Pouvait-on l'être ? Je ne savais pas vraiment à quoi m'attendre, mais l'inquiétude que je lisais dans les yeux de Yaël me laissait craindre le pire. Éric aussi semblait mal à l'aise, mais c'est ce que je vis dans les yeux de Kallie qui me détermina. Elle avait compris, elle savait très bien ce qu'on s'apprêtait à faire. Et elle avait peur.

Peu importait ce que j'allais endurer, je savais que d'ici peu je saurais où se trouvait mon fils.

- Je suis prête, affirmai-je sans hésiter.

Yaël fit signe à Éric. Celui-ci se rapprocha de moi et me murmura un léger « désolé » avant de poser ses mains sur moi. J'eus l'impression que son don se déversa dans mes veines, tel du poison. Je sentis le froid s'infiltrer en moi de manière incoercible. Je ne contrôlais plus rien, je ne pouvais plus bouger et pire encore mon esprit était parfaitement contraint.

On a tous déjà essayé une fois de ne penser à rien, c'est difficile, pour ne pas dire impossible. Les connexions neuronales se font d'office, c'est naturel, cela nous renvoie toujours à quelque chose, à une pensée que l'on peut dériver, arrêter, écourter, enrichir, oublier. Cela reste de notre contrôle, mais à ce moment-là ce mot n'avait plus aucun sens.

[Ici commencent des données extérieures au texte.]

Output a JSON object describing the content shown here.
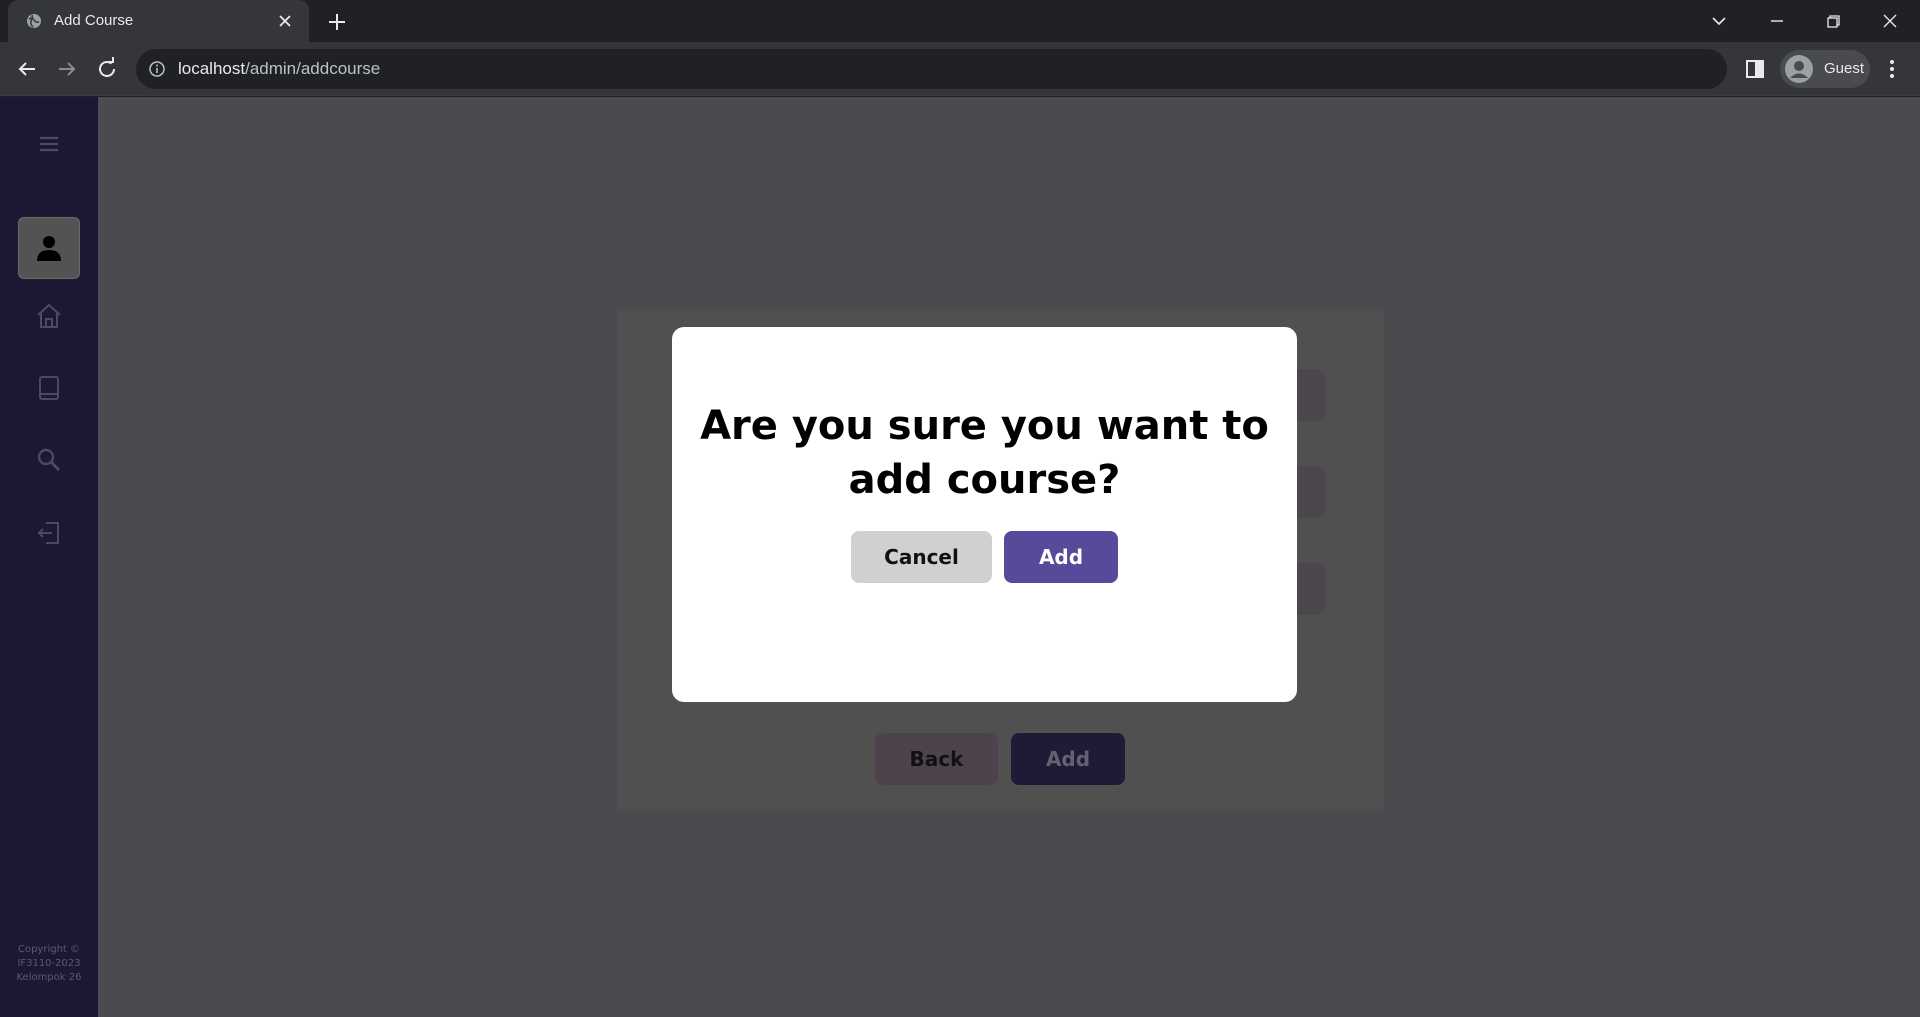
{
  "browser": {
    "tab_title": "Add Course",
    "url_host": "localhost",
    "url_path": "/admin/addcourse",
    "profile_name": "Guest"
  },
  "sidebar": {
    "items": [
      {
        "icon": "menu-icon"
      },
      {
        "icon": "user-icon",
        "active": true
      },
      {
        "icon": "home-icon"
      },
      {
        "icon": "book-icon"
      },
      {
        "icon": "search-icon"
      },
      {
        "icon": "logout-icon"
      }
    ],
    "copyright": "Copyright © IF3110-2023 Kelompok 26"
  },
  "form": {
    "back_label": "Back",
    "add_label": "Add"
  },
  "modal": {
    "message": "Are you sure you want to add course?",
    "cancel_label": "Cancel",
    "confirm_label": "Add"
  },
  "colors": {
    "sidebar_bg": "#1c1733",
    "overlay_bg": "#4c4a4f",
    "modal_bg": "#ffffff",
    "confirm_button": "#564a9b",
    "cancel_button": "#d0d0d0"
  }
}
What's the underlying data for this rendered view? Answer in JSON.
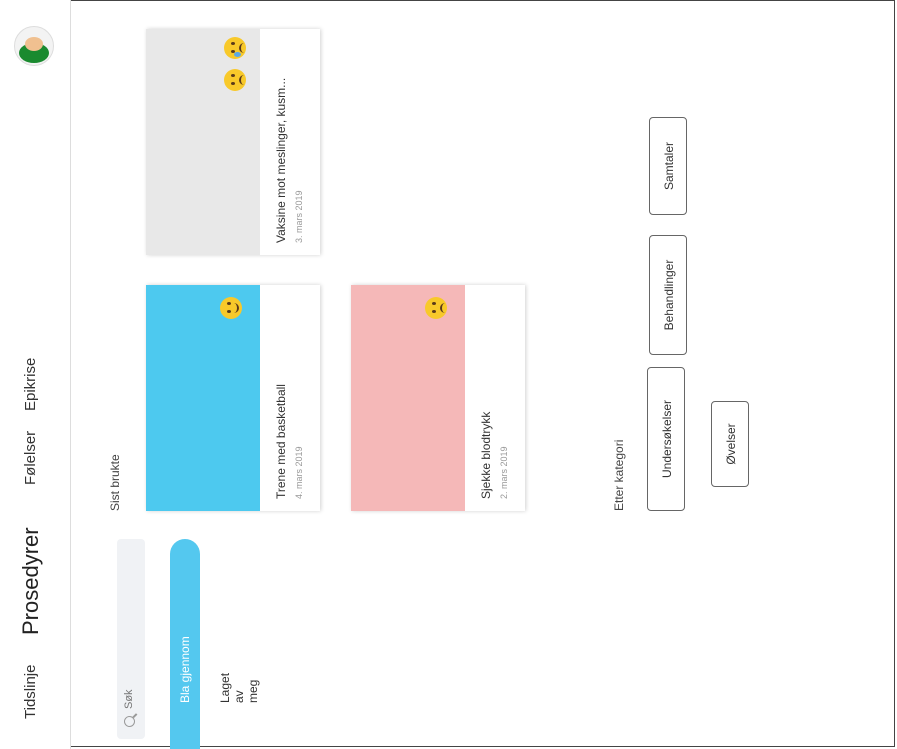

Je m'attendais à ce qu'Éric me renvoie à des images terrifiantes, mais ce n'est pas ce qui se produisit. Il avait en réalité éteint toute trace de bonheur, de joie, d'espoir ou d'un quelconque sentiment réconfortant pour ne laisser que la peur. C'était la seule information qui parvenait à mon cerveau et celle-ci devenait de plus en plus intense à mesure que je comprenais que je ne pouvais rien faire pour l'en échapper.

Je me mis instinctivement à hurler d'épouvante, seule façon que j'avais de faire sortir le trop plein de cette énergie malveillante, mais j'eus à la place la sensation que mes inquiétudes se nouaient, telles des chaînes ardentes, autour de ma gorge pour me confronter davantage à leur réalité. Je cédai sous le poids de ce fléau, les entrailles nouées. Ce ne fut que lorsque mes genoux heurtèrent le sol qu'Éric retira son emprise sur moi.

Mes yeux s'étaient bordés de larmes sans même que je ne m'en rende compte, mais je n'oubliai pas notre objectif. J'utilisai le peu de force qui me restait pour me saisir de Kallie. Je ne pris même pas la peine de me relever et lui attrapai le mollet droit dans un geste un peu brouillon.

Toutes les barrières de Kallie sautèrent, ce fut immédiat, Yaël ne s'était pas trompé, seulement cette vision n'était pas ordinaire. Les images se mirent à défiler à une vitesse époustouflante. Je n'avais pas le temps de comprendre les informations qui me parvenaient, elles étaient trop brutales, trop intenses, je ne pouvais pas vraiment les analyser ou les comprendre. C'était toute la vie de Kallie qui défilait devant moi, autrement dit des siècles d'expériences et je n'avais que quelques secondes pour les assimiler.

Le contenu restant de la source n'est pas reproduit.